Twentynine Palms -- I was born and raised in Augusta, Ga. I graduated high school there and went to D.C. to attend college. I went to the University of the District of Columbia for about a year and a half before I joined the Marine Corps.
My father died when I was four in a car accident and I grew up as an only child, but I’ve always wanted brothers and sisters. I’m glad I joined the Marine Corps because now I have them.
The Marine Corps has opened so many doors for me so I want to give back as much as possible to the Corps. It actually changed my life and gave me that push I needed to keep going.
When I moved to D.C., I was in school for a while before things got really rough. I became homeless but I kept my job. I had to cover it up from my boss so I would wander around or sleep near work to make sure I was there on time.
After a while, I realized that I wanted to do something where people would see that I’m here while also making a difference. I saw that in the Marine Corps, so I enlisted.
Going through recruit training after the challenges I faced broke me down even more but the Marine Corps built me up into something great. From where I was to where I am now, I appreciate everything.
My great-grandfather was a big influence on my life and my decision to join the military. He served in the Army during WWII. I was an average high school student but he always instilled in me the importance of education and wanted to see me graduate. He passed away a month or two before I graduated, which really tore me up inside.
I was going to school for a major in music and a minor in art. My great-grandfather taught me how to play guitar and I started playing piano when I was 6 years old. I’ve always been able to play by ear. If I hear something I can learn to play it. I also played in marching band from middle school all the way through high school as a percussionist.

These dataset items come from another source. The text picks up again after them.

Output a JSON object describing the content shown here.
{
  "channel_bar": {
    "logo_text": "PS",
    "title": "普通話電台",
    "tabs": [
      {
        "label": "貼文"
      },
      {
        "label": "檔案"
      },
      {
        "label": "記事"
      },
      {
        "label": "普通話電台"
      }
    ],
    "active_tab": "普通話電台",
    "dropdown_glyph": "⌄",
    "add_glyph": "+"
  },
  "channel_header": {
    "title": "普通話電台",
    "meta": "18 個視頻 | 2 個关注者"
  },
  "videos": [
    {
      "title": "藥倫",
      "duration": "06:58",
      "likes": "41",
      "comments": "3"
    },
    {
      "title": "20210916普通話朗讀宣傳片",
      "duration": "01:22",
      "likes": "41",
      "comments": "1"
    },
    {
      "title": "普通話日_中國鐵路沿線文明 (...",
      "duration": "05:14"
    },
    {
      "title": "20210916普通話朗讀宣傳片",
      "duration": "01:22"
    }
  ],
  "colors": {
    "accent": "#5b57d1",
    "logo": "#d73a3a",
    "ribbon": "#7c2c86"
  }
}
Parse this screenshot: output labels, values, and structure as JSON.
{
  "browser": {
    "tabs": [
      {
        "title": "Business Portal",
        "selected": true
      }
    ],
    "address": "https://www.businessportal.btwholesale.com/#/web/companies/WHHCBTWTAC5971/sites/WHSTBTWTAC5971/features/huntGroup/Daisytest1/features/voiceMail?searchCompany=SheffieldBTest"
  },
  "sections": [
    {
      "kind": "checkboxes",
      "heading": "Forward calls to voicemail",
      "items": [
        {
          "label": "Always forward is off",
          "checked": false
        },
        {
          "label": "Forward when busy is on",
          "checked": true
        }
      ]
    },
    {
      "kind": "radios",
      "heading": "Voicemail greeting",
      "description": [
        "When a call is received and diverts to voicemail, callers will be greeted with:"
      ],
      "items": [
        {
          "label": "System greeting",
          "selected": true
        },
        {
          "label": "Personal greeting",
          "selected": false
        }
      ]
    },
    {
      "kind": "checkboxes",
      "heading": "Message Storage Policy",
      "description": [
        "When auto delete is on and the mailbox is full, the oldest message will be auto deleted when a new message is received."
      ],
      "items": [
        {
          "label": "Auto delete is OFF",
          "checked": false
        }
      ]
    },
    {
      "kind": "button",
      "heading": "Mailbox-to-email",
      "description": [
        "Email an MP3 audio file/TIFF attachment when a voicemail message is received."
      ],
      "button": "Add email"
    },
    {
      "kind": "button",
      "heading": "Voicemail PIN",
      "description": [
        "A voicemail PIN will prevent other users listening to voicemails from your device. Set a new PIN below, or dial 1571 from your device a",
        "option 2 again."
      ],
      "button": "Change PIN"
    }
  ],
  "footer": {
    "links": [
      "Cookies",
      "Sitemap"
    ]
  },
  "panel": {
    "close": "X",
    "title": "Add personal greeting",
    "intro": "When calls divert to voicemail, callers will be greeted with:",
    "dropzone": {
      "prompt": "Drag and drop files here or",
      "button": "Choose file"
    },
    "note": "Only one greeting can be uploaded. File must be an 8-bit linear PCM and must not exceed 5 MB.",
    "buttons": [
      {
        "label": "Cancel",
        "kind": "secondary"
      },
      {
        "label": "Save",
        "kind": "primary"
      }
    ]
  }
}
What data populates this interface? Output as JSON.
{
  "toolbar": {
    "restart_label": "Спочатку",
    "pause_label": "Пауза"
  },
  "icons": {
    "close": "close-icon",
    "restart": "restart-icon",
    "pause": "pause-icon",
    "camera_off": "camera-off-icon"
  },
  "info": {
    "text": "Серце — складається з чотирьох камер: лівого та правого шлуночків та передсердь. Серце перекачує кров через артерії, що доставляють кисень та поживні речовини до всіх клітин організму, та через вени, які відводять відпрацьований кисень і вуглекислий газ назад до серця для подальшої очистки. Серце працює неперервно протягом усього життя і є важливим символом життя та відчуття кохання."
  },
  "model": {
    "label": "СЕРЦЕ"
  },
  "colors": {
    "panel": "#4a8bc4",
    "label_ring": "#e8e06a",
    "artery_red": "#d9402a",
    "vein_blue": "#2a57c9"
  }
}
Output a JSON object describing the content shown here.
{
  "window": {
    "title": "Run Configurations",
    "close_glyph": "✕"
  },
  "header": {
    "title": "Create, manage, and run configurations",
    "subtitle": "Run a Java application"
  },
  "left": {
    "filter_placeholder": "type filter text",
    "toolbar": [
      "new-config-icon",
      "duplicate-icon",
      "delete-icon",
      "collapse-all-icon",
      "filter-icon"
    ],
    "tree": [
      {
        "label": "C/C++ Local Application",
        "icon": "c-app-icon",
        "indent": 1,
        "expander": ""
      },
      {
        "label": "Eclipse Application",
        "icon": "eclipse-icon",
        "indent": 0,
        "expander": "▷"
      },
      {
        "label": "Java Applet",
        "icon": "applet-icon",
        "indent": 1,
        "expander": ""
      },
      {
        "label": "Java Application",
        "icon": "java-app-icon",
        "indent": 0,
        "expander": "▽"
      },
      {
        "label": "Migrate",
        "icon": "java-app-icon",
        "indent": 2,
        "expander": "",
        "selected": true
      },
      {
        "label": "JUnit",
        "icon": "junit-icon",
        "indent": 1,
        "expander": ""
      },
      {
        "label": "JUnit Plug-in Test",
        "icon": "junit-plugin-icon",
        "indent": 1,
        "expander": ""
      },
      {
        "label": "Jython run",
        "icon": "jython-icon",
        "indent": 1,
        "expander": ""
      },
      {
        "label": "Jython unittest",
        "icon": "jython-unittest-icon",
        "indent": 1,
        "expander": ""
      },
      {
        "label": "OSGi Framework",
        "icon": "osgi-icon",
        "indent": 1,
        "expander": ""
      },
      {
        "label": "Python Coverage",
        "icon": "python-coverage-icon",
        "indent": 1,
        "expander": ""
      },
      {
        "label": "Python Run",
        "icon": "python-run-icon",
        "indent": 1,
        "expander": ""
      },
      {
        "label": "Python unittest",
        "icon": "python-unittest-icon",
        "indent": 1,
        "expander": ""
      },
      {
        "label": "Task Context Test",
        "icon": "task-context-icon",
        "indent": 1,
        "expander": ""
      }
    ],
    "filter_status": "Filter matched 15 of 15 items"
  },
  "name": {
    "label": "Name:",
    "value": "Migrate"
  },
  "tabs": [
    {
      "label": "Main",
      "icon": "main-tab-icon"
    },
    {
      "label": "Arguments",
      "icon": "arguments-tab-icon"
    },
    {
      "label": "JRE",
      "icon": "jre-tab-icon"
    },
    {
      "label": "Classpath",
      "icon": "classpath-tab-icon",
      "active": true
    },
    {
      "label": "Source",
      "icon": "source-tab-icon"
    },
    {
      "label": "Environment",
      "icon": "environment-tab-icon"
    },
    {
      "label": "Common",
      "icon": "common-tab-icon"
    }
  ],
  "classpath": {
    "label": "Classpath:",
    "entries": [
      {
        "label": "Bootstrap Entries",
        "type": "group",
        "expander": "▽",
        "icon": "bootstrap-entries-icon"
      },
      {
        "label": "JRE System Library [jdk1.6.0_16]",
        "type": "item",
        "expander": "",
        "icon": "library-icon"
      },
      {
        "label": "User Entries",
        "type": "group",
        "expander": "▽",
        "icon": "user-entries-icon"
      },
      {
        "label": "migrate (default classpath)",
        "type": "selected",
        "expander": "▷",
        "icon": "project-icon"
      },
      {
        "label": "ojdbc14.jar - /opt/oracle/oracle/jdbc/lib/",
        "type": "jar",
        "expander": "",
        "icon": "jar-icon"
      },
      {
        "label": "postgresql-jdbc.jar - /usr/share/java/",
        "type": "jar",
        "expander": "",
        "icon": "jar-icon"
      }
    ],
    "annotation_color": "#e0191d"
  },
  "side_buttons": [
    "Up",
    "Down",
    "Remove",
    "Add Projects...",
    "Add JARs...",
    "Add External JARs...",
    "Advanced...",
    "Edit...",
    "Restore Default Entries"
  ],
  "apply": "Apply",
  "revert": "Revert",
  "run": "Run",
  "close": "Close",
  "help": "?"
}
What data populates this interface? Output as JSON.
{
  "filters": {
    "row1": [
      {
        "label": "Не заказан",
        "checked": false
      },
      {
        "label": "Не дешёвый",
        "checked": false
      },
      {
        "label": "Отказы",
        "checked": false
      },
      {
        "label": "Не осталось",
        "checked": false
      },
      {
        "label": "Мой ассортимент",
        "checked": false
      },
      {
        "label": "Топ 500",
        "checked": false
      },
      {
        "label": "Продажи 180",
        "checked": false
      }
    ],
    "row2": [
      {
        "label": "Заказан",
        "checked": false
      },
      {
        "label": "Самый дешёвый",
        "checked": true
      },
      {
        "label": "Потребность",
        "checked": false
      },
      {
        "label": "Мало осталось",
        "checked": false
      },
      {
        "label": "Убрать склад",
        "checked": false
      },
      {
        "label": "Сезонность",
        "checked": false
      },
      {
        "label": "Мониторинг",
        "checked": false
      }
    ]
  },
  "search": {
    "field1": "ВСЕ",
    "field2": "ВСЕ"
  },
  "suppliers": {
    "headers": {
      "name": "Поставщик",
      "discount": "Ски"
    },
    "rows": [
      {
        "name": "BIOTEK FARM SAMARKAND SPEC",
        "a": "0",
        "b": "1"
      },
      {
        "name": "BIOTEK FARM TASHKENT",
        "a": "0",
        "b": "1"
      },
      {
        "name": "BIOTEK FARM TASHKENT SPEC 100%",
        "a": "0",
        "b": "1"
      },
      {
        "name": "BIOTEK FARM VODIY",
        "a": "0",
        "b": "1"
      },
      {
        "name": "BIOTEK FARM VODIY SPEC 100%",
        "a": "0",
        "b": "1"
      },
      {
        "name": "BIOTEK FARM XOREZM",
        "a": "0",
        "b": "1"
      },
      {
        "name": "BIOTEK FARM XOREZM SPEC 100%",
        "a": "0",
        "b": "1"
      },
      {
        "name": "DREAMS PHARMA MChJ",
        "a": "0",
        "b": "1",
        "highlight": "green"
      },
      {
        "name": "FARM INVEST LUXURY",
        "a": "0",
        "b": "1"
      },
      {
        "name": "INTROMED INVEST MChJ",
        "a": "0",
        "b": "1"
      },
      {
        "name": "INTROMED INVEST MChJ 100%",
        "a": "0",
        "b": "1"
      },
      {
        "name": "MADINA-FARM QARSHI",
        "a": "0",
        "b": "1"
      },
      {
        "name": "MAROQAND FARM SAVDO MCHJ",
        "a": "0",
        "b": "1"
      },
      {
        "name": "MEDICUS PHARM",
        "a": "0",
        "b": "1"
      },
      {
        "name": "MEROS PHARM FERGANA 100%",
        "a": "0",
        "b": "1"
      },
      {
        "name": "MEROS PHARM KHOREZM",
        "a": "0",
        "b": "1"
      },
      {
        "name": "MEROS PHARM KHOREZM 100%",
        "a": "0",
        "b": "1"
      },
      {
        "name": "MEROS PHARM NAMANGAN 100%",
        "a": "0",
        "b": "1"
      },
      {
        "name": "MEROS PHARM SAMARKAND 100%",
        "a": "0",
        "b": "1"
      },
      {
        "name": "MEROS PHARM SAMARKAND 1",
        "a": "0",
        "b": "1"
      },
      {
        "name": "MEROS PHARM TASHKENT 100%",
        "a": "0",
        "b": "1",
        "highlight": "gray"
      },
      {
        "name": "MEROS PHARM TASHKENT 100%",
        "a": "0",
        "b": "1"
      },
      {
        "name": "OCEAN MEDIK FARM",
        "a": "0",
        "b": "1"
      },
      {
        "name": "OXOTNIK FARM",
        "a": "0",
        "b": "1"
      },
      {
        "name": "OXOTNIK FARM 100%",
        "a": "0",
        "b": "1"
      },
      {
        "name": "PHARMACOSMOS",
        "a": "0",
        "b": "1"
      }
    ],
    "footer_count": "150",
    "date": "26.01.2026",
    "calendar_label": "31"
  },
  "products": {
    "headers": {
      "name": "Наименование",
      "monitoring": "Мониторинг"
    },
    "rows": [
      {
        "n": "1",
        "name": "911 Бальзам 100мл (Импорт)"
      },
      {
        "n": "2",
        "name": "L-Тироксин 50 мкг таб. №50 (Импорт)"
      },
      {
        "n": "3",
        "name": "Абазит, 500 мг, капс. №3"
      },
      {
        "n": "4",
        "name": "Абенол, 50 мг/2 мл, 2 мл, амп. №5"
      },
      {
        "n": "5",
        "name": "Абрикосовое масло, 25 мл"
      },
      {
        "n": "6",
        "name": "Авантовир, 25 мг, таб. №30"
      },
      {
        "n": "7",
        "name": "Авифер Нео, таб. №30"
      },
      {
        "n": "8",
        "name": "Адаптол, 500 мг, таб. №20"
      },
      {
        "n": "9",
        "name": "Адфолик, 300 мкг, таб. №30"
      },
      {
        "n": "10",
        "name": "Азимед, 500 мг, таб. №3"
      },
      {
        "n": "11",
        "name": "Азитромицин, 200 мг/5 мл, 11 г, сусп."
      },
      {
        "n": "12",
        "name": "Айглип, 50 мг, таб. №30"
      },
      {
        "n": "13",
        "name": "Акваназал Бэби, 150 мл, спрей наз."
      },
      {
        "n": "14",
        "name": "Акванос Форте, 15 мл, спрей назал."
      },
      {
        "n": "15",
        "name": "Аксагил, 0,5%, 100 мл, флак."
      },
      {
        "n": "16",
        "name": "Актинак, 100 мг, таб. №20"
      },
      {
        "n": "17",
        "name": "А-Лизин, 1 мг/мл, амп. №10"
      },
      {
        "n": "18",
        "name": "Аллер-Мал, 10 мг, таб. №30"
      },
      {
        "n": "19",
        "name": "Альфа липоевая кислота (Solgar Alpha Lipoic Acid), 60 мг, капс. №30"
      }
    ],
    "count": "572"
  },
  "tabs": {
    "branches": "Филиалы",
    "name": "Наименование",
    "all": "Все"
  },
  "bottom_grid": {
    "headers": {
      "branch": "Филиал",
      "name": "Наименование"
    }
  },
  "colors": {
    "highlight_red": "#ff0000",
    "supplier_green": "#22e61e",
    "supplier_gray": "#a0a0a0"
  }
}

I enjoy pretty much all music. I like jazz and my great-grandfather, who was born in the 20s, was into blues and introduced me to artists like Muddy Waters and Robert Johnson. Over time, I moved on to Jimi Hendrix and that eventually got me interested in the Rock and Metal genres.
I think there’s something about creating music that lifts you up. Growing up, I always felt like I had no one to talk to. Music became sort of a way of speaking for me. When I was feeling down, I would play my guitar or piano.
The most challenging part of music for me is learning a song while still learning the instrument. Music is very technical and while I can play by ear, I’d rather try to understand the instrument. Understanding the instrument and learning the song is very stressful but the end state makes it worth the effort.
The music industry is very hard to get into. A lot of people listen to the mainstream music artists but there are so many great artists underground. Out on the streets of D.C., there are homeless people with instruments who are amazing. They only make a couple dollars from tips and it’s hard to make it big.
As an only child, I was always in my head. I thought if I was a super hero I’d be able to do this and that, so I would draw comics of myself or super heroes everyone knows like Superman and Spiderman.
Inspiration for art usually comes from how I feel at the moment. I could be out and pass a place or car and think it looks cool so I’ll draw it. I’m a good artist but artists are the hardest on themselves. They always notice the mistakes they make.
I drew a portrait of my great-grandfather modeled after the photo he took when he was in basic training for the Army. I made it for him about a month or so before he passed and while I was working on it he would come by every day to see me [create] it piece by piece.
I want to be a drill instructor to help those recruits who might feel the way I felt while I was there. I want to instill in them the confidence and desire to become something great.
If I do decide to get out of the Marine Corps, I will hopefully become a police officer. I want to be able to help and protect people.